Le suicidé de l'Adour et le journaliste compassionnel
Justice au singulier - philippe.bilger, 11/12/2013
Franck Johannès a écrit un très beau récit sur un condamné qui s'est jeté dans l'Adour presque au terme de sa semi-liberté parce que, selon son avocat, son stage de comptable étant bientôt terminé, "il ne voyait pas comment trouver un boulot". Il avait eu un dernier entretien avec la juge de l'application des peines qui ne l'aurait pas bien accueilli et conseillé.
Le 2 septembre, il écrivait à son avocat : "Je suis en train de craquer". Le 22 il ne rentrait pas à la prison le soir comme il aurait dû et le 27 il se suicidait.
L'exceptionnel talent de ce journaliste donne à sa relation présentée sous le titre "Les derniers mots d'un condamné", une tonalité compassionnelle, crépusculaire mais subtilement unilatérale.
Climat confirmé par le reste de la page qui nous annonce "un suicide de détenu tous les trois jours" - 98 suicides en 2013 au 30 novembre - et la dénonciation de Gabriel Moesca, ancien président de l'Observatoire international des prisons (OIP) fustigeant, à la suite de la mort d'Olivier M, "un juge d'application des peines et un conseiller d'insertion (pas) à la hauteur de leur mission". L'enfermement, à cause du choc légitime qu'il crée et de la contrainte qu'il impose, pousse au paroxysme des fêlures et des troubles qui ne sont pas nés avec lui.
Aussi, le téléscopage opéré entre une tragédie intime, les difficultés sociales, la vie pénitentiaire et le comportement de tel ou telle magistrat est tout de même abusif et trop exclusivement à charge.
Cette fragilité psychologique qui l'a conduit à mourir dans l'Adour, alors que le processus dans lequel il avait été inséré et dont il avait rompu lui-même le cours par une sorte de désespoir anticipé n'avait révélé aucune faille apparente, ne s'est évidemment pas dévoilée après son crime mais existait forcément avant.
Olivier M, en effet, avait été condamné en 2003 à dix-huit ans de réclusion criminelle pour avoir tué sa petite amie alors qu'il était âgé de 19 ans. Il était libérable le 2 janvier 2015. Il ne faut pas oublier qu'après 12 ans de détention à Muret, il avait pu bénéficier à Bayonne d'un régime de semi-liberté avec ce stage de comptable dont la fin proche le préoccupait.
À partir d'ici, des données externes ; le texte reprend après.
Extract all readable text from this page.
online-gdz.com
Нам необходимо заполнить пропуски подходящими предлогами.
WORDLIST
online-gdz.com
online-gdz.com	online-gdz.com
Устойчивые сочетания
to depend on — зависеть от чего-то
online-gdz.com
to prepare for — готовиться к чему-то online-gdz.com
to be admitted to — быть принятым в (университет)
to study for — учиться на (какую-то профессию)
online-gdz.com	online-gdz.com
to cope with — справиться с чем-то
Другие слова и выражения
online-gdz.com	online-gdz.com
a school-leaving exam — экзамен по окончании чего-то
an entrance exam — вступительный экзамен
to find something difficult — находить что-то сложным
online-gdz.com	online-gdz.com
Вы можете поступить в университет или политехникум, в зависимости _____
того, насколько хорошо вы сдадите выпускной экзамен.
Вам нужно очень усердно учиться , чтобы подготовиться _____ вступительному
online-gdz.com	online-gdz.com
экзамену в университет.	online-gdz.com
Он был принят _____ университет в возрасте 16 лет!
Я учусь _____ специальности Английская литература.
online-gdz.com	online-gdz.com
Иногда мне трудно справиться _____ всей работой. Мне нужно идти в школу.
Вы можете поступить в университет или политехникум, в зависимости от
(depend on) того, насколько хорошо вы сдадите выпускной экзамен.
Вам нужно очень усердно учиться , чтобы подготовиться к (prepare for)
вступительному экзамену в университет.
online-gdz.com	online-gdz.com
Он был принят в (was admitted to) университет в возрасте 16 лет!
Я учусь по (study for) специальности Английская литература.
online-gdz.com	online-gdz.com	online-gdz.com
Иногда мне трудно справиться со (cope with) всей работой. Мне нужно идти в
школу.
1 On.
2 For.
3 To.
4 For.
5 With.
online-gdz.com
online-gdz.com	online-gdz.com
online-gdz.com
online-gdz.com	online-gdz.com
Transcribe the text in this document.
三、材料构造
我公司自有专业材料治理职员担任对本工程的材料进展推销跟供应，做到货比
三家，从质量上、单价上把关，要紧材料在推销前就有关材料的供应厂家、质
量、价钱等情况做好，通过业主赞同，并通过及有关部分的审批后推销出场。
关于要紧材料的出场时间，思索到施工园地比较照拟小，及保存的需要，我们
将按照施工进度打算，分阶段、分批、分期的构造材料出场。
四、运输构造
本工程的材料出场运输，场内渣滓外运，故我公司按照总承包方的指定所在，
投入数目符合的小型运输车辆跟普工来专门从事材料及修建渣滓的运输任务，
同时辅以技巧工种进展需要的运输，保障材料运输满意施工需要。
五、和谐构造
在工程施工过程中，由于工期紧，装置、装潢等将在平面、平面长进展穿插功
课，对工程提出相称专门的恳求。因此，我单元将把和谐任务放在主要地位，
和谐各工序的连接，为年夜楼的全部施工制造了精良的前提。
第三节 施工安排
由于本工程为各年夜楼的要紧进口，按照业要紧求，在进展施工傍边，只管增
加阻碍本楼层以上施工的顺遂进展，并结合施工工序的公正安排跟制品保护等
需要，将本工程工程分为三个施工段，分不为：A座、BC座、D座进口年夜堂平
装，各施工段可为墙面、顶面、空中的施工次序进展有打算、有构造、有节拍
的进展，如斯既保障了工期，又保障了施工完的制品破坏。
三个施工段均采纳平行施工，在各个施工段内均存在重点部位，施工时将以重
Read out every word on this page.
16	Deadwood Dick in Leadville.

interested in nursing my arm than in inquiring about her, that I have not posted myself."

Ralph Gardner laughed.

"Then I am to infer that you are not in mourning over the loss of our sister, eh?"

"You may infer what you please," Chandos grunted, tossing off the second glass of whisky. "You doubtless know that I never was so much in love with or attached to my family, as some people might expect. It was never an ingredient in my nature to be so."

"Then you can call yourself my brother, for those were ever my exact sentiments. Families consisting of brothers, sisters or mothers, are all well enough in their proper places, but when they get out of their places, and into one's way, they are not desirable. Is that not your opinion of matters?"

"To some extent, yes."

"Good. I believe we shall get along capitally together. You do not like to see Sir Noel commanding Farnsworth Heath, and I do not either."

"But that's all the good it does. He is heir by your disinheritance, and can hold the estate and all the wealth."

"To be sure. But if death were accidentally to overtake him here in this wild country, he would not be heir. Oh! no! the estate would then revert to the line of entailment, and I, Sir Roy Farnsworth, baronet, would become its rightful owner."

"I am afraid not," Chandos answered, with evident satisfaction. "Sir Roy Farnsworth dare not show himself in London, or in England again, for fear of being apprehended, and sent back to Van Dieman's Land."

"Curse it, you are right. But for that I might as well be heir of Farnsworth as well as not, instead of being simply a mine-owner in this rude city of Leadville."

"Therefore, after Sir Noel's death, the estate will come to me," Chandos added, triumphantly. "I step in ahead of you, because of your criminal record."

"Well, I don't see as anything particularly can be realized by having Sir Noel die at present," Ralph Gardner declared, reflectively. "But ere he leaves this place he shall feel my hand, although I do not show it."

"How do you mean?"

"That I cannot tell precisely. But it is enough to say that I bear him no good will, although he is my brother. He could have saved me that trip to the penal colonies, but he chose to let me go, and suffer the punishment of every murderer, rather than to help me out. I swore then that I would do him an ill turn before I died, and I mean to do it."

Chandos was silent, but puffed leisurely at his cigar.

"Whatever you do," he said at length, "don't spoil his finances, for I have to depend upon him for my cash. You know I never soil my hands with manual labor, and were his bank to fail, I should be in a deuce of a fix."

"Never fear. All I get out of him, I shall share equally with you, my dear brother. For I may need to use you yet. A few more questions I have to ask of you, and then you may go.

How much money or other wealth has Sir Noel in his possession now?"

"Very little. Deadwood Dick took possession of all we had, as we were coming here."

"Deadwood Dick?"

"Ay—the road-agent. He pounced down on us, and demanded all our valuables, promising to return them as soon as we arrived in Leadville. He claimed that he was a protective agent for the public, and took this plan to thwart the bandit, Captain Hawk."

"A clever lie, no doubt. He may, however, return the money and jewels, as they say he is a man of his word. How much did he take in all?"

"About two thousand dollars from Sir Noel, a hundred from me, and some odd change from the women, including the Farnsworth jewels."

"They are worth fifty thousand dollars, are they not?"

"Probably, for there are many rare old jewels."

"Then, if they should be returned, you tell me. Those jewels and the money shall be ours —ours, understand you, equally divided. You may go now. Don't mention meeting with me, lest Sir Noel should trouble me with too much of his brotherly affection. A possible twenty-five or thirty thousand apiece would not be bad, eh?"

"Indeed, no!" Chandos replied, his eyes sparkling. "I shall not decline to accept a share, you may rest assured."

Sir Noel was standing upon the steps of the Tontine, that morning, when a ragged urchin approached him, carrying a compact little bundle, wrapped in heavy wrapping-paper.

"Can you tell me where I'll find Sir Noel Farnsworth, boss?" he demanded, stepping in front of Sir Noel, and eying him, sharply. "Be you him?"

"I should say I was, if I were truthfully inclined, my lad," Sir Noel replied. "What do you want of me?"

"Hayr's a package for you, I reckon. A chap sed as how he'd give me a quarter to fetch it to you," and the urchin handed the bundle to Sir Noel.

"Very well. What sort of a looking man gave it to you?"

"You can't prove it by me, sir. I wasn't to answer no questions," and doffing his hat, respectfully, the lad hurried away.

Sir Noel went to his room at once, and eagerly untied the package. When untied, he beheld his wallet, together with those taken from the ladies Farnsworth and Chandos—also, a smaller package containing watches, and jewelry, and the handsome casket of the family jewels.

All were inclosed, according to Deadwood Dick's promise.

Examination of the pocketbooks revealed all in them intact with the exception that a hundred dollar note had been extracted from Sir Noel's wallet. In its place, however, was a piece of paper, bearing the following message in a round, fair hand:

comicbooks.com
Ce qui devrait plutôt solliciter la réflexion tient moins aux institutions et à la prison qu'à la personnalité d'Olivier M qui, dans un parcours de normalité plutôt positif à son égard, a en effet "craqué" parce que le terreau sur lequel il s'était construit était déjà fortement altéré - son crime le démontre - et qu'il a perdu cette confiance élémentaire en l'avenir qui distingue les battants des vaincus.
Je ne discuterais pas le comportement du juge de l'application des peines puisque son attitude ne nous est connue que par l'avocat du condamné ayant fait des confidences à Franck Johannès et que je n'ai aucune raison de le présumer en quoi que ce soit maladroit ou dénué d'empathie.
Si l'on veut signifier qu'au-delà de ce drame, il est fondamental de remplacer la tentation et la pesanteur de la bureaucratie par la chaleur et l'écoute de l'humanité, je ne peux qu'approuver cette aspiration même s'il me paraît confortable et trop facile de tirer rétrospectivement du caractère forcément équivoque de certaines disparitions des enseignements trop précis.
Je défie quiconque, à la lecture de cet émouvant article, de ne pas ressentir de l'hostilité ou de l'acrimonie à l'encontre de tous ceux qui ont côtoyé, croisé et accompagné le futur suicidé de l'Adour et de la compassion pour lui seul dont la détresse nous est narrée comme si elle était fatale.
Olivier M et sa difficulté d'être brutalement dénouée me touchent.
Je suis ému par son avocat Me Oudin "pleurant comme un con, sur le trottoir" après qu'il a appris la nouvelle à Paris.
Mais je ne concède pas tout au grand journaliste déchirant et compassionnel qu'est Franck Johannès.